Writing in the New York Times, Johnson believes that there is sharp disagreement on what would be needed to end “too big to fail” - or, as he terms it, “T.B.T.F.”  From the viewpoint of Senator Christopher Dodd (D-CT), “creating a ‘resolution authority’ would, at a stroke, effectively remove the perception and the reality that some banks are too big to fail.  The basic idea here, as elaborated by Sheila Bair, the head of the Federal Deposit Insurance Corporation (FDIC) would expand the powers it currently has to ‘resolve’ - i.e., take over and liquidate in an orderly manner - banks with federally insured deposits; it could do this for any financial institution.”

The Republicans, on the other hand, believe that this approach would formalize the existence of T.B.T.F. banks.  They believe that the FDIC lacks the skill to wind down complex financial institutions as this job differs from closing small- and medium-sized banks to protect depositors.  The “counterproposal, which seems to also have the support or Senate Richard Shelby (R-AL), is that we should just allow big financial firms to fail outright, i.e., to run through the usual bankruptcy procedures.  At a rhetorical level, ‘let ‘em fail’ has some appeal.  But as a practical matter, it is a complete non-starter,” according to Johnson.

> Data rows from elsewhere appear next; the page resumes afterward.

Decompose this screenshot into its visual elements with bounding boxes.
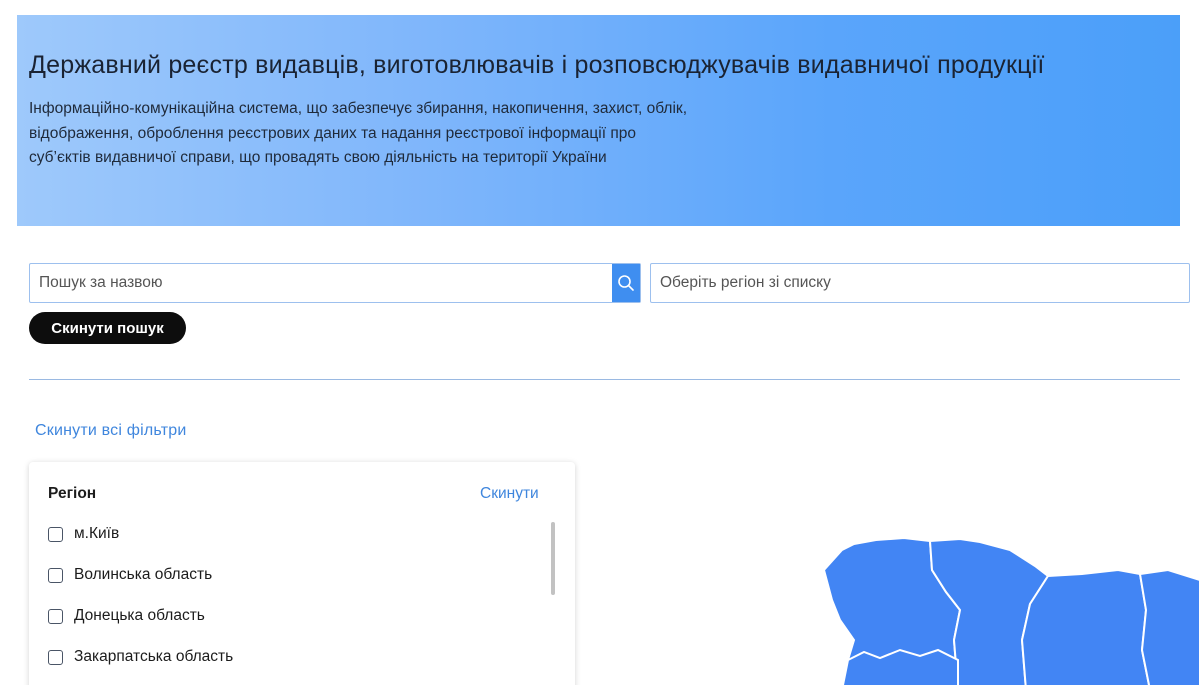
- divider: [29, 379, 1180, 380]
- ukraine-regions-map: [822, 536, 1200, 685]
- region-item-donetsk[interactable]: Донецька область: [48, 605, 538, 646]
- region-label: Волинська область: [74, 566, 213, 583]
- reset-all-filters-link[interactable]: Скинути всі фільтри: [35, 422, 186, 440]
- filter-title: Регіон: [48, 485, 97, 502]
- region-checkbox[interactable]: [48, 609, 63, 624]
- region-checkbox[interactable]: [48, 527, 63, 542]
- page-description: Інформаційно-комунікаційна система, що з…: [29, 100, 688, 166]
- region-label: м.Київ: [74, 525, 120, 542]
- search-button[interactable]: [612, 264, 640, 302]
- region-select[interactable]: Оберіть регіон зі списку: [650, 263, 1190, 303]
- region-select-placeholder: Оберіть регіон зі списку: [660, 274, 831, 291]
- region-label: Донецька область: [74, 607, 205, 624]
- region-label: Закарпатська область: [74, 648, 234, 665]
- map-region[interactable]: [1020, 568, 1151, 685]
- page-title: Державний реєстр видавців, виготовлювачі…: [29, 51, 1045, 79]
- map-region[interactable]: [1138, 568, 1200, 685]
- reset-search-button[interactable]: Скинути пошук: [29, 312, 186, 344]
- region-checkbox[interactable]: [48, 568, 63, 583]
- region-checkbox[interactable]: [48, 650, 63, 665]
- hero-banner: Державний реєстр видавців, виготовлювачі…: [17, 15, 1180, 226]
- region-item-kyiv[interactable]: м.Київ: [48, 523, 538, 564]
- region-filter-panel: Регіон Скинути м.Київ Волинська область …: [29, 462, 575, 685]
- region-item-volyn[interactable]: Волинська область: [48, 564, 538, 605]
- search-box: [29, 263, 641, 303]
- scrollbar[interactable]: [551, 522, 555, 595]
- search-icon: [618, 275, 634, 291]
- map-region[interactable]: [841, 648, 959, 685]
- filter-reset-link[interactable]: Скинути: [480, 485, 539, 503]
- region-item-zakarpattia[interactable]: Закарпатська область: [48, 646, 538, 685]
- search-input[interactable]: [30, 264, 612, 302]
- region-list: м.Київ Волинська область Донецька област…: [48, 523, 538, 685]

The third suggestion, proposed by Senator Ted Kaufman (D-DE), is quite simple.  “Break up these megabanks.  As even Alan Greenspan said in October 2009,” Johnson says, “‘If they’re too big to fail, they’re too big’.  There is no evidence for economies of scale or scope - or other social benefits - from banks with assets above $100 billion.  Yet our largest banks have balance sheets around $2 trillion.”

Johnson concludes:  “Making our largest banks smaller is not sufficient to ensure financial stability.  There are many other complementary measures that make sense - including higher capital requirements, more transparency for derivatives and generally more effective regulation.  But reducing the size of our largest banks is absolutely necessary if we are to reduce the odds of another major financial catastrophe.”

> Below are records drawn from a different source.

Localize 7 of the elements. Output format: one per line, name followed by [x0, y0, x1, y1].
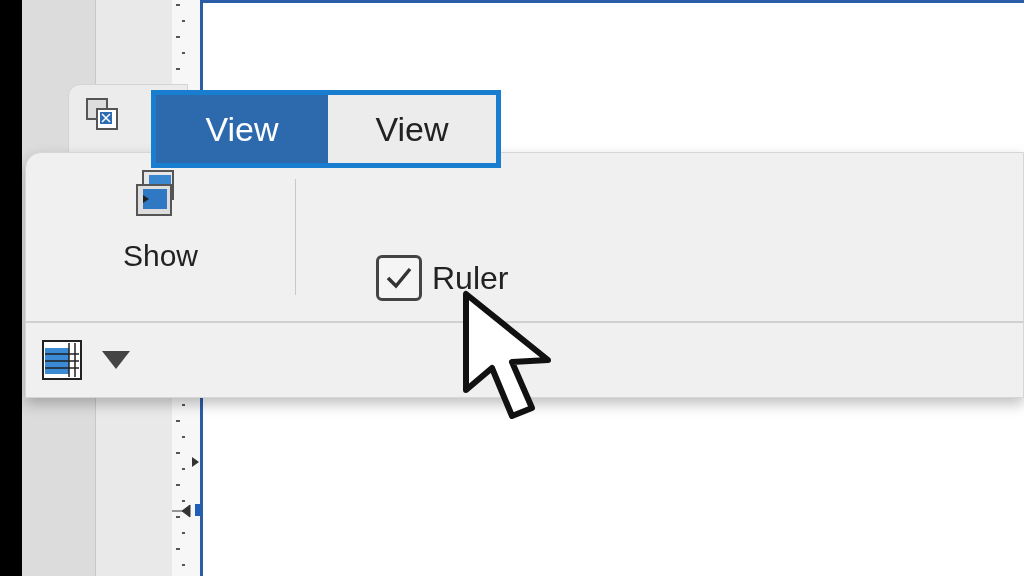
view-tab[interactable]: View — [156, 95, 328, 163]
caret-icon[interactable] — [102, 351, 130, 369]
table-icon[interactable] — [42, 340, 82, 380]
show-button[interactable]: Show — [122, 169, 198, 295]
windows-icon[interactable] — [85, 97, 119, 131]
view-tab[interactable]: View — [328, 95, 496, 163]
ruler-checkbox[interactable]: Ruler — [376, 253, 509, 303]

Financial Reform Legislation Faces Uphill Battle in the Senate

Wednesday, April 14th, 2010

The most sweeping financial reform legislation since the 1930s will be debated in a polarized Senate.  Senator Christopher Dodd (D-CT), chairman of the Senate Banking Committee, introduced revised legislation to regulate the nation’s financial system.  The plan would create a nine-member council, led by the Treasury secretary, to be on the alert for systemic risks, and direct the Federal Reserve to oversee the nation’s largest and most interconnected financial institutions.

The bill, which would be the most comprehensive change in financial rules since the Depression, would preserve much of the existing regulatory system, which has been criticized as being too disjointed.  Additionally, it would rely on a new mechanism for seizing and liquidating large financial companies on the verge of failure.  This would reduce, but not eliminate, the possibility of future bailouts.

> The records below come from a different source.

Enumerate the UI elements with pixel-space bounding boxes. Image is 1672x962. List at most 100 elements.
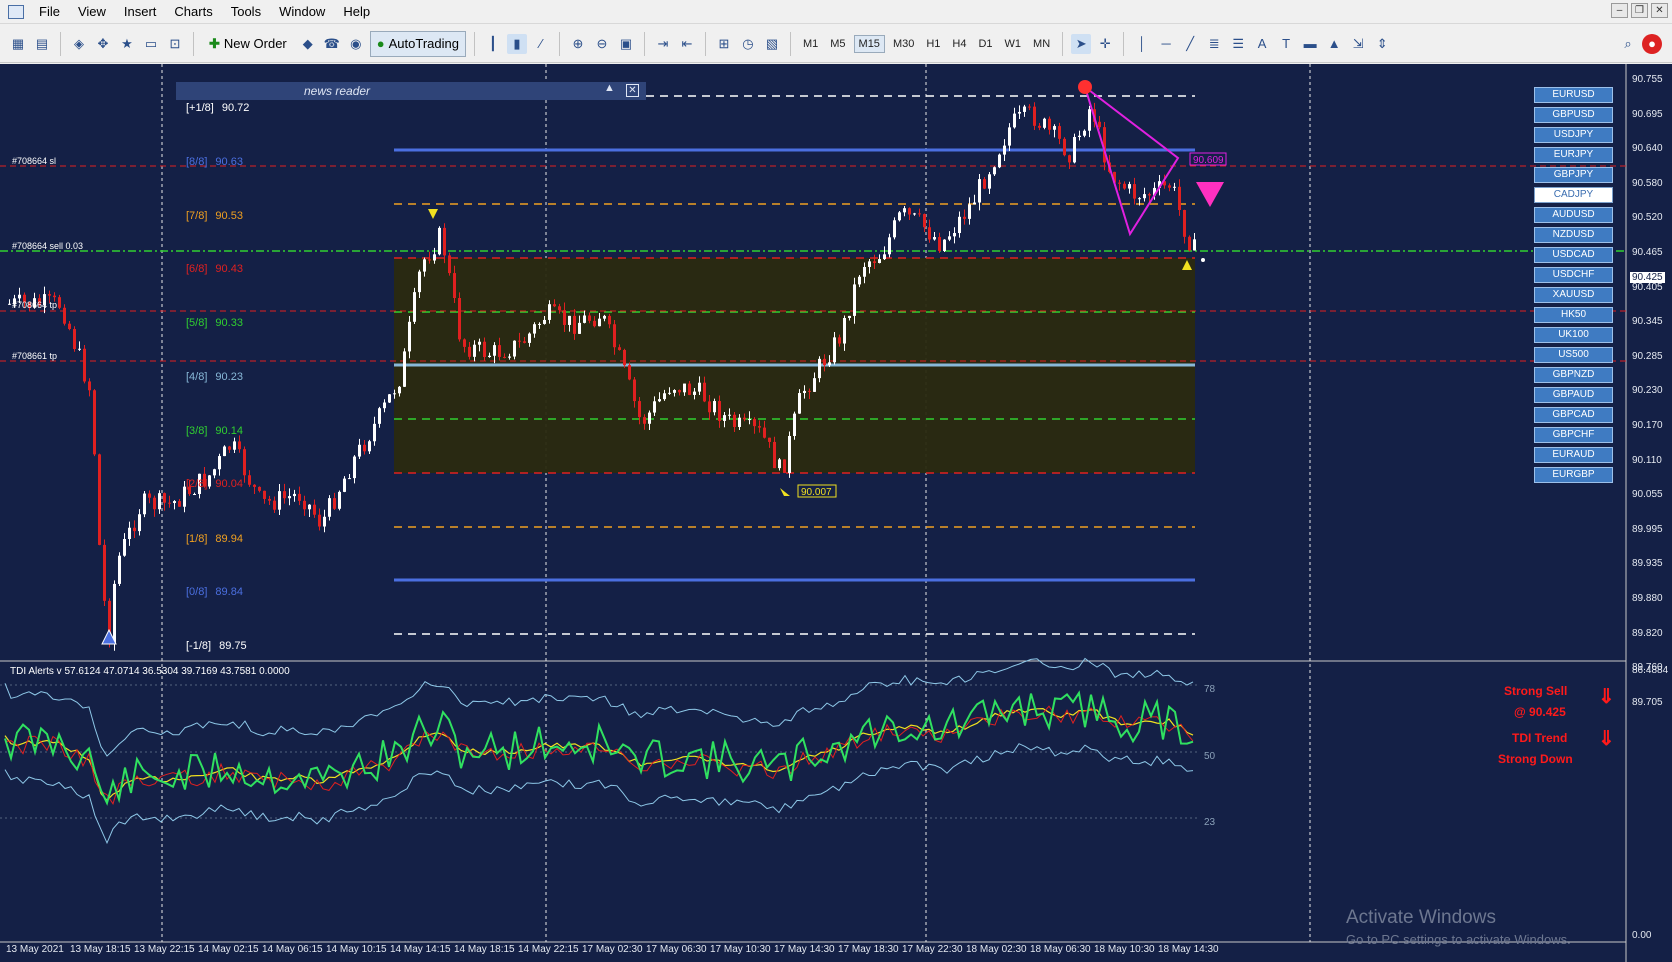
close-icon[interactable]: ✕	[626, 84, 639, 97]
zoom-out-icon[interactable]: ⊖	[592, 34, 612, 54]
menu-window[interactable]: Window	[270, 2, 334, 21]
arrow-marker	[780, 488, 790, 496]
candle-body	[423, 259, 426, 272]
market-icon[interactable]: ◉	[346, 34, 366, 54]
candle-body	[523, 341, 526, 343]
candle-body	[658, 399, 661, 402]
candle-body	[1173, 186, 1176, 188]
tf-m30[interactable]: M30	[889, 36, 918, 52]
symbol-button-gbpusd[interactable]: GBPUSD	[1534, 107, 1613, 123]
crosshair-icon[interactable]: ✛	[1095, 34, 1115, 54]
symbol-button-gbpcad[interactable]: GBPCAD	[1534, 407, 1613, 423]
symbol-button-us500[interactable]: US500	[1534, 347, 1613, 363]
chart-window[interactable]: 90.609 90.007 news reader ▲ ✕ [+1/8] 90.72…	[0, 64, 1672, 962]
symbol-button-euraud[interactable]: EURAUD	[1534, 447, 1613, 463]
candle-body	[103, 544, 106, 601]
account-icon[interactable]: ●	[1642, 33, 1662, 54]
symbol-button-eurusd[interactable]: EURUSD	[1534, 87, 1613, 103]
main-toolbar: ▦ ▤ ◈ ✥ ★ ▭ ⊡ ✚ New Order ◆ ☎ ◉ ● AutoTrad…	[0, 25, 1672, 63]
symbol-button-nzdusd[interactable]: NZDUSD	[1534, 227, 1613, 243]
autotrading-button[interactable]: ● AutoTrading	[369, 30, 466, 57]
channel-icon[interactable]: ≣	[1204, 34, 1224, 54]
price-chart-canvas[interactable]: 90.609 90.007	[0, 64, 1672, 962]
order-sell-label: #708664 sell 0.03	[12, 241, 84, 251]
arrows-icon[interactable]: ⇲	[1348, 34, 1368, 54]
candle-body	[798, 393, 801, 414]
indicators-icon[interactable]: ⊞	[714, 34, 734, 54]
tf-m15[interactable]: M15	[853, 34, 885, 53]
symbol-button-gbpnzd[interactable]: GBPNZD	[1534, 367, 1613, 383]
candlestick-icon[interactable]: ▮	[506, 33, 527, 54]
symbol-button-gbpchf[interactable]: GBPCHF	[1534, 427, 1613, 443]
menu-bar: File View Insert Charts Tools Window Hel…	[0, 0, 1672, 24]
menu-charts[interactable]: Charts	[165, 2, 221, 21]
menu-tools[interactable]: Tools	[222, 2, 270, 21]
navigator-icon[interactable]: ★	[117, 34, 137, 54]
tf-w1[interactable]: W1	[1001, 36, 1026, 52]
search-icon[interactable]: ⌕	[1618, 34, 1638, 54]
menu-view[interactable]: View	[69, 2, 115, 21]
symbol-button-gbpjpy[interactable]: GBPJPY	[1534, 167, 1613, 183]
tf-h4[interactable]: H4	[948, 36, 970, 52]
candle-body	[898, 212, 901, 221]
trendline-icon[interactable]: ╱	[1180, 34, 1200, 54]
chart-shift-icon[interactable]: ⇤	[677, 34, 697, 54]
templates-icon[interactable]: ▧	[762, 34, 782, 54]
tf-m1[interactable]: M1	[799, 36, 822, 52]
terminal-icon[interactable]: ▭	[141, 34, 161, 54]
candle-body	[753, 419, 756, 427]
symbol-button-gbpaud[interactable]: GBPAUD	[1534, 387, 1613, 403]
horizontal-line-icon[interactable]: ─	[1156, 34, 1176, 54]
symbol-button-eurgbp[interactable]: EURGBP	[1534, 467, 1613, 483]
candle-body	[418, 271, 421, 293]
more-tools-icon[interactable]: ⇕	[1372, 34, 1392, 54]
menu-insert[interactable]: Insert	[115, 2, 166, 21]
bar-chart-icon[interactable]: ┃	[483, 34, 503, 54]
triangle-icon[interactable]: ▲	[1324, 34, 1344, 54]
news-reader-panel[interactable]: news reader ▲ ✕	[176, 82, 646, 100]
price-tick: 90.345	[1632, 316, 1663, 328]
metaeditor-icon[interactable]: ◆	[298, 34, 318, 54]
text-icon[interactable]: A	[1252, 34, 1272, 54]
symbol-button-hk50[interactable]: HK50	[1534, 307, 1613, 323]
strategy-tester-icon[interactable]: ⊡	[165, 34, 185, 54]
symbol-button-xauusd[interactable]: XAUUSD	[1534, 287, 1613, 303]
candle-body	[288, 496, 291, 499]
signals-icon[interactable]: ☎	[322, 34, 342, 54]
menu-help[interactable]: Help	[334, 2, 379, 21]
restore-icon[interactable]: ❐	[1631, 3, 1648, 18]
current-price-dot	[1201, 258, 1205, 262]
fibonacci-icon[interactable]: ☰	[1228, 34, 1248, 54]
tf-d1[interactable]: D1	[974, 36, 996, 52]
symbol-button-uk100[interactable]: UK100	[1534, 327, 1613, 343]
line-chart-icon[interactable]: ∕	[531, 34, 551, 54]
symbol-button-eurjpy[interactable]: EURJPY	[1534, 147, 1613, 163]
symbol-button-usdjpy[interactable]: USDJPY	[1534, 127, 1613, 143]
symbol-button-usdcad[interactable]: USDCAD	[1534, 247, 1613, 263]
rectangle-icon[interactable]: ▬	[1300, 34, 1320, 54]
collapse-icon[interactable]: ▲	[604, 82, 615, 94]
vertical-line-icon[interactable]: │	[1132, 34, 1152, 54]
menu-file[interactable]: File	[30, 2, 69, 21]
cursor-icon[interactable]: ➤	[1071, 33, 1092, 54]
new-chart-icon[interactable]: ▦	[8, 34, 28, 54]
data-window-icon[interactable]: ✥	[93, 34, 113, 54]
symbol-button-usdchf[interactable]: USDCHF	[1534, 267, 1613, 283]
autoscroll-icon[interactable]: ⇥	[653, 34, 673, 54]
symbol-button-audusd[interactable]: AUDUSD	[1534, 207, 1613, 223]
candle-body	[568, 315, 571, 325]
periods-icon[interactable]: ◷	[738, 34, 758, 54]
tf-m5[interactable]: M5	[826, 36, 849, 52]
new-order-button[interactable]: ✚ New Order	[202, 31, 294, 57]
symbol-button-cadjpy[interactable]: CADJPY	[1534, 187, 1613, 203]
market-watch-icon[interactable]: ◈	[69, 34, 89, 54]
text-label-icon[interactable]: T	[1276, 34, 1296, 54]
tf-h1[interactable]: H1	[922, 36, 944, 52]
profiles-icon[interactable]: ▤	[32, 34, 52, 54]
minimize-icon[interactable]: –	[1611, 3, 1628, 18]
candle-body	[963, 216, 966, 219]
tf-mn[interactable]: MN	[1029, 36, 1054, 52]
zoom-in-icon[interactable]: ⊕	[568, 34, 588, 54]
tile-windows-icon[interactable]: ▣	[616, 34, 636, 54]
close-icon[interactable]: ✕	[1651, 3, 1668, 18]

The legislation incorporates a version of the Volcker Rule, a proposal from former Federal Reserve Chairman Paul Volcker that would make certain that legislators ban banks from investing in or owning hedge and private-equity funds.  Republicans and Wall Street strongly object to that idea.  Dodd’s legislation takes a fairly tough line with financial firms in general.  The proposed consumer protection agency would be given the authority to write and enforce rules for banks with more than $10 billion in assets.  The oversight also would apply to mortgage companies, credit card issues and other lenders - a move that Republicans oppose.

“Our regulatory structure, constructed in a piecemeal fashion over many decades, remains hopelessly inadequate,” Dodd, who is retiring from the Senate at the end of this term, said.  “There hasn’t been financial reform on the scale that I’m proposing this afternoon since the 1930s….  It is certainly time to act.”